Russian cosmonaut Ivan Vagner published a spectacular comet photo on his Twitter account (@ivan_mks63). He tweeted both in Russian and in English and said “During the next revolution I tried to capture the C/2020 F3 (NEOWISE) comet a bit closer, the brightest one over the last 7 years. Its tail is quite clearly visible from the International Space Station!”

A spectacular comet photo by the Russian cosmonaut Ivan Vagner
A spectacular comet photo by the Russian cosmonaut Ivan Vagner – C/2020 F3 (NEOWISE), or Comet NEOWISE.

C/2020 F3 (NEOWISE)

C/2020 F3 (NEOWISE), or Comet NEOWISE is a newly-discovered comet. It was discovered on March 27, 2020, by the NEOWISE space telescope (a NASA infrared-wavelength astronomical space telescope launched in December 2009 and placed in hibernation mode in February 2011 and re-activated in 2013). It is a retrograde comet with a near-parabolic orbit. It passed closest to the Sun on July 3, 2020.

In astronomy, retrograde motion is in astronomy is an orbital or rotational motion of an object in the direction opposite the rotation of its primary (in this instance, the Sun).

Comet NEOWISE had an orbital period of about 4800 years. But, its last perihelion passage (nearest point to the Sun, which was 0.29 AU or 43 million km or 26.7 million miles and occurred in June 2020) will increase it to about 6800 years.

What is a comet?

Like asteroids, comets are space rocks too. They were formed around the same time as asteroids and they are leftovers from the formation of our solar system too. However, the biggest difference between an asteroid and a comet is what they are made of. Comets are icy bodies, unlike rocky asteroids. Because they formed at farther distances from the Sun than the asteroids.

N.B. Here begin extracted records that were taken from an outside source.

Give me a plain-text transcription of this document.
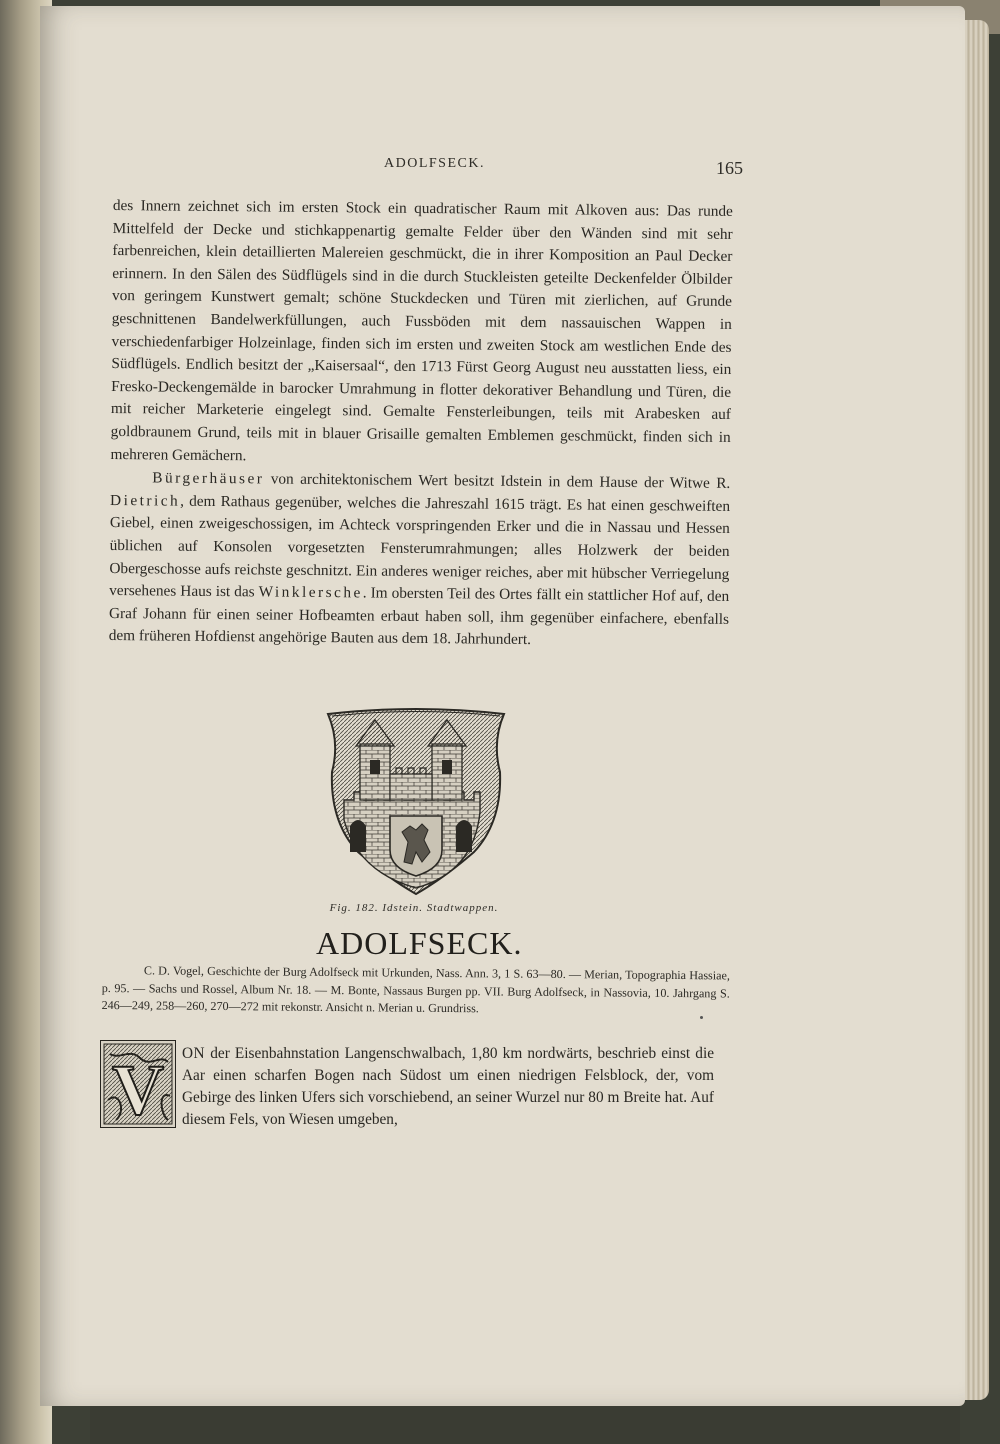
ADOLFSECK.	165

des Innern zeichnet sich im ersten Stock ein quadratischer Raum mit Alkoven aus: Das runde Mittelfeld der Decke und stichkappenartig gemalte Felder über den Wänden sind mit sehr farbenreichen, klein detaillierten Malereien geschmückt, die in ihrer Komposition an Paul Decker erinnern. In den Sälen des Südflügels sind in die durch Stuckleisten geteilte Deckenfelder Ölbilder von geringem Kunstwert gemalt; schöne Stuckdecken und Türen mit zierlichen, auf Grunde geschnittenen Bandelwerkfüllungen, auch Fussböden mit dem nassauischen Wappen in verschiedenfarbiger Holzeinlage, finden sich im ersten und zweiten Stock am westlichen Ende des Südflügels. Endlich besitzt der „Kaisersaal“, den 1713 Fürst Georg August neu ausstatten liess, ein Fresko-Deckengemälde in barocker Umrahmung in flotter dekorativer Behandlung und Türen, die mit reicher Marketerie eingelegt sind. Gemalte Fensterleibungen, teils mit Arabesken auf goldbraunem Grund, teils mit in blauer Grisaille gemalten Emblemen geschmückt, finden sich in mehreren Gemächern.

Bürgerhäuser von architektonischem Wert besitzt Idstein in dem Hause der Witwe R. Dietrich, dem Rathaus gegenüber, welches die Jahreszahl 1615 trägt. Es hat einen geschweiften Giebel, einen zweigeschossigen, im Achteck vorspringenden Erker und die in Nassau und Hessen üblichen auf Konsolen vorgesetzten Fensterumrahmungen; alles Holzwerk der beiden Obergeschosse aufs reichste geschnitzt. Ein anderes weniger reiches, aber mit hübscher Verriegelung versehenes Haus ist das Winklersche. Im obersten Teil des Ortes fällt ein stattlicher Hof auf, den Graf Johann für einen seiner Hofbeamten erbaut haben soll, ihm gegenüber einfachere, ebenfalls dem früheren Hofdienst angehörige Bauten aus dem 18. Jahrhundert.

Fig. 182. Idstein. Stadtwappen.
ADOLFSECK.

C. D. Vogel, Geschichte der Burg Adolfseck mit Urkunden, Nass. Ann. 3, 1 S. 63—80. — Merian, Topographia Hassiae, p. 95. — Sachs und Rossel, Album Nr. 18. — M. Bonte, Nassaus Burgen pp. VII. Burg Adolfseck, in Nassovia, 10. Jahrgang S. 246—249, 258—260, 270—272 mit rekonstr. Ansicht n. Merian u. Grundriss.

V ON der Eisenbahnstation Langenschwalbach, 1,80 km nordwärts, beschrieb einst die Aar einen scharfen Bogen nach Südost um einen niedrigen Felsblock, der, vom Gebirge des linken Ufers sich vorschiebend, an seiner Wurzel nur 80 m Breite hat. Auf diesem Fels, von Wiesen umgeben,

Asteroids formed toward the inner regions of our solar system where temperatures were hotter. As a result, only rock or metal could remain solid without melting. temperatures were hotter and thus only rock or metal could remain solid without melting. Comets have a solid, core structure which is known as the nucleus composed of an amalgamation of rock, dust, water ice, and frozen carbon dioxide, carbon monoxide, methane, and ammonia. That’s why they are popularly described as “dirty snowballs”.

Comets also have an extended, gravitationally unbound atmosphere surrounding their central nucleus. This atmosphere has parts termed the coma (the central part immediately surrounding the nucleus) and the tail (a typically linear section consisting of dust or gas blown out from the coma by the Sun’s light pressure or outstreaming solar wind plasma). However, extinct comets that have passed close to the Sun many times have lost nearly all of their volatile ices and dust and may come to resemble small asteroids.

Halley's comet
Probably the most famous comet, Halley’s Comet is a short-period comet visible from Earth every 74-79 years. Halley is the only known short-period comet that is regularly visible to the naked eye from Earth, and the only naked-eye comet that might appear twice in a human lifetime. Halley last appeared in the inner parts of the Solar System in 1986 and will next appear in mid-2061. The comet’s periodicity was first determined in 1705 by English astronomer Edmond (or Edmund) Halley (8 November [O.S. 29 October] 1656 – 25 January 1742 [O.S. 14 January 1741]), after whom it is now named. He predicted the comet’s return in 1758, which he did not live to see. Halley’s returns to the inner Solar System have been observed and recorded by recognized astronomers since at least 240 BC. Clear records of the comet’s appearances were made by Chinese, Babylonian, and medieval European chroniclers, but were not recognized as reappearances of the same object at the time.
“During the next revolution, I tried to capture the C/2020 F3 (NEOWISE) comet a bit closer, the brightest one over the last 7 years. Its tail is quite clearly visible from the International Space Station!” — Ivan Vagner

Ivan Viktorovitch Vagner (born 10 July 1985) is a Russian engineer and cosmonaut who was selected in October 2010. He graduated from the Baltic State Technical University in 2008, before working as an engineer for RKK Energia.

He made his first spaceflight beginning in April 2020 as a Flight Engineer on Soyuz MS-16 and Expedition 62/63.